Products of lipid peroxidation, such as POVPC, however, are seldom generated in isolation. Lipid peroxidation generates several structurally similar aldehydes and ketones, several of which could also be potential Kvβ substrates. Hence, to identify which products of lipid peroxidation are reduced by Kvβ, we examined the activity of this protein with oxidized 1-palmitoyl-2-arachidonoyl-3-phosphotidyl choline (oxPAPC). The oxPAPC is a major component of minimally modified LDL (mmLDL) [6]. It has been detected in the atherosclerotic lesions of animals and humans [7], [8]. Oxidation of PAPC generates several highly reactive carbonyl compounds. Structurally, a typical oxidation product of PAPC contains a glycerol backbone with a palmitoyl group esterified at the sn1 position, an oxidized fatty acyl group at the sn2 position, and a phosphatidyl choline head group at the sn3 position (Fig. 1A). In a previous study, we have shown that aldose reductase (AKR1B1), and other members of AKR superfamily have high catalytic activity for products of oxPAPC that contain aldehyde groups [9].
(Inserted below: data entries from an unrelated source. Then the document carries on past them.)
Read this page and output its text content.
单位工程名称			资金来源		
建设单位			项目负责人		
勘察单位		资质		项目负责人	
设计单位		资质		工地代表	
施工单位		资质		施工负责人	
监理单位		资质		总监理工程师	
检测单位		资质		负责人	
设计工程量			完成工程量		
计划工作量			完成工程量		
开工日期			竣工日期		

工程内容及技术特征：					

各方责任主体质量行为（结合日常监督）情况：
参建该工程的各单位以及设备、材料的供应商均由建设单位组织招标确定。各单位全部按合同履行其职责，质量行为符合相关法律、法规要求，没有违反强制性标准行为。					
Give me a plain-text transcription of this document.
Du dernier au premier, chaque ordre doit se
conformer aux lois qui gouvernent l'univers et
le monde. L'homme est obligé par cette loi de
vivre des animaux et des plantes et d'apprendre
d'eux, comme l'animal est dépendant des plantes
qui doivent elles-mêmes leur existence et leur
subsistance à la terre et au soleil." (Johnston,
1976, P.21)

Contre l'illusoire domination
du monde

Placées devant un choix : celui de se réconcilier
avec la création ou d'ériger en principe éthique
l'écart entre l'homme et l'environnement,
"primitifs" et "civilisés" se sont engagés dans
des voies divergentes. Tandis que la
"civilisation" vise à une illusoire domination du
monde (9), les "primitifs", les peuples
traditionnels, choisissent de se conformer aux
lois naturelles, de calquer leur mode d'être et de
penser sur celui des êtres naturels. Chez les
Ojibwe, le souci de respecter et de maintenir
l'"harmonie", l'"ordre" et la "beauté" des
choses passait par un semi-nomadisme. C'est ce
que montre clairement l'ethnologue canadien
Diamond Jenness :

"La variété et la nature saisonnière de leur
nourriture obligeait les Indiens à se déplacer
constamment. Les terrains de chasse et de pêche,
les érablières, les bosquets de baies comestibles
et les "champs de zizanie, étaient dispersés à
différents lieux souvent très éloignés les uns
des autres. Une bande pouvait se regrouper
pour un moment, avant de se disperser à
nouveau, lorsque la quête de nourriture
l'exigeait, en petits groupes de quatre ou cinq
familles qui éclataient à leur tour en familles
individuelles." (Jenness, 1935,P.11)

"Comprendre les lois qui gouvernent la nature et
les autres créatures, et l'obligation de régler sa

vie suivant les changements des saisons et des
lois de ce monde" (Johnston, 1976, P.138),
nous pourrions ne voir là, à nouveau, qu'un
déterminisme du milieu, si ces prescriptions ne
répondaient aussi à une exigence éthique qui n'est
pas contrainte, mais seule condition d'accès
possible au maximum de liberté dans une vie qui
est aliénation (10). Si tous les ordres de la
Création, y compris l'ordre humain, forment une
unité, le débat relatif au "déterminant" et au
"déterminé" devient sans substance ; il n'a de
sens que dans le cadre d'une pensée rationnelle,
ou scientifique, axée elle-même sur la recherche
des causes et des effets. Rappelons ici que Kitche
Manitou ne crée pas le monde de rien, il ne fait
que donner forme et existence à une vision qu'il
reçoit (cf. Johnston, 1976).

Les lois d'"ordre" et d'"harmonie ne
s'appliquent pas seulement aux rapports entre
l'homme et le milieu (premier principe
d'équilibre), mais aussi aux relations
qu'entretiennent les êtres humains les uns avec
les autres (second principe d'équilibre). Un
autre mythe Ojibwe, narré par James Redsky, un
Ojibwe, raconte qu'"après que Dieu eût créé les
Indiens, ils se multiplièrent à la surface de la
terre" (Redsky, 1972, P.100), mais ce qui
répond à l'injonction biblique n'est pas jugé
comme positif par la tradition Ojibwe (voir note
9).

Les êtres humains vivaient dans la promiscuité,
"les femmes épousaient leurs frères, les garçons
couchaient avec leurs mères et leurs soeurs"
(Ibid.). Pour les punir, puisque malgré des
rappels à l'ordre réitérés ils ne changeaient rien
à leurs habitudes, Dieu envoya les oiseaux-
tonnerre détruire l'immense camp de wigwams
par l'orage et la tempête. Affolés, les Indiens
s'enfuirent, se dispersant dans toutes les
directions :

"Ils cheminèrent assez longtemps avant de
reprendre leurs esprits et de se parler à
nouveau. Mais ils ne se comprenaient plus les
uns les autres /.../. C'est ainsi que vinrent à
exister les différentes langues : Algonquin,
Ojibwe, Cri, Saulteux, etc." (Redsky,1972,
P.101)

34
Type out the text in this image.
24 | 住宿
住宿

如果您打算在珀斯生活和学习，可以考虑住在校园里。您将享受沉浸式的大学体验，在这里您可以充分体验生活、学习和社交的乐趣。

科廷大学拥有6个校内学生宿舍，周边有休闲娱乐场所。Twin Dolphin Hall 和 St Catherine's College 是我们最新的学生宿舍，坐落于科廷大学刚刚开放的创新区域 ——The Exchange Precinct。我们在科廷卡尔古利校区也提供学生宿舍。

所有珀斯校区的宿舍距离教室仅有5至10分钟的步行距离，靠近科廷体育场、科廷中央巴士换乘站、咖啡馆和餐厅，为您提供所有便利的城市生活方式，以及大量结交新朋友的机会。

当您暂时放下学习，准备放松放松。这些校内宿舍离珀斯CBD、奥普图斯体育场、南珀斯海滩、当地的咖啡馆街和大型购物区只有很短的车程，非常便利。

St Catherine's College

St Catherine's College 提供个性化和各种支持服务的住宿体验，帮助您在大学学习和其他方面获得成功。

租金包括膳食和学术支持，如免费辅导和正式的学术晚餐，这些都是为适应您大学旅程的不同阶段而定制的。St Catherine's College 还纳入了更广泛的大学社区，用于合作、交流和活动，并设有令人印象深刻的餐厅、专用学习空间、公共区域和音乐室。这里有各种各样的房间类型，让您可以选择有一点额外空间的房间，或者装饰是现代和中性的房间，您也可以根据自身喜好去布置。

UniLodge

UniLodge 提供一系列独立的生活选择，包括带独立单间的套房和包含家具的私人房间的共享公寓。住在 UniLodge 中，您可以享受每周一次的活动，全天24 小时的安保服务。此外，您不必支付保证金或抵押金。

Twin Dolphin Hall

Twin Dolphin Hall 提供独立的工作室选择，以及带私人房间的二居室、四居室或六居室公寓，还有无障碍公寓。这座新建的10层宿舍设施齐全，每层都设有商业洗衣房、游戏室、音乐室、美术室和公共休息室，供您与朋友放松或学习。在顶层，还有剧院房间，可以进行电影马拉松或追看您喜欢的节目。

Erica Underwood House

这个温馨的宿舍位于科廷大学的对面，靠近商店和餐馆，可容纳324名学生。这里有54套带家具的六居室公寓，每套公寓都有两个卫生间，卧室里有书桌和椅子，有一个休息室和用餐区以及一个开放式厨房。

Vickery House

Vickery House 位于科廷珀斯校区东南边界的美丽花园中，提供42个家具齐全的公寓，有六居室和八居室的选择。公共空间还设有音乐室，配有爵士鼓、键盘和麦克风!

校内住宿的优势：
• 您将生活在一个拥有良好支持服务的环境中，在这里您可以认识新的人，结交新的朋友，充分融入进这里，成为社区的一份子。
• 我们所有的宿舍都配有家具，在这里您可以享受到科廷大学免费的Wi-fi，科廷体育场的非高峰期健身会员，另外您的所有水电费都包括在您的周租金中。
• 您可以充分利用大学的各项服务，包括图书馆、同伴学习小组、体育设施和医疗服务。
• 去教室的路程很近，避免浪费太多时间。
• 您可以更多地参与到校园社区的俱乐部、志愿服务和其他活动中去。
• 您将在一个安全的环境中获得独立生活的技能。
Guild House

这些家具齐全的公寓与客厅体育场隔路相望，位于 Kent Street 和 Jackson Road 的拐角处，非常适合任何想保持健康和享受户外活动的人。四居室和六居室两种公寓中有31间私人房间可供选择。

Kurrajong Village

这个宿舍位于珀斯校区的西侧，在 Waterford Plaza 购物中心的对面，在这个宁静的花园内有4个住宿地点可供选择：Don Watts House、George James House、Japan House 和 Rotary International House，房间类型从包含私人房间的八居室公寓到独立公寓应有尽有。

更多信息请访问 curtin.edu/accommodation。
To determine which of the oxidation products of PAPC are reduced by Kvβ, we preformed electrospray ionization mass spectrometric (ESI-MS) analysis of oxPAPC incubated with Kvβ2. Our results show that Kvβ2 efficiently reduces both aldehydes and ketones in oxidized phospholipids and therefore might play a regulatory role in sensing the carbonyl products that are generated during lipid oxidation.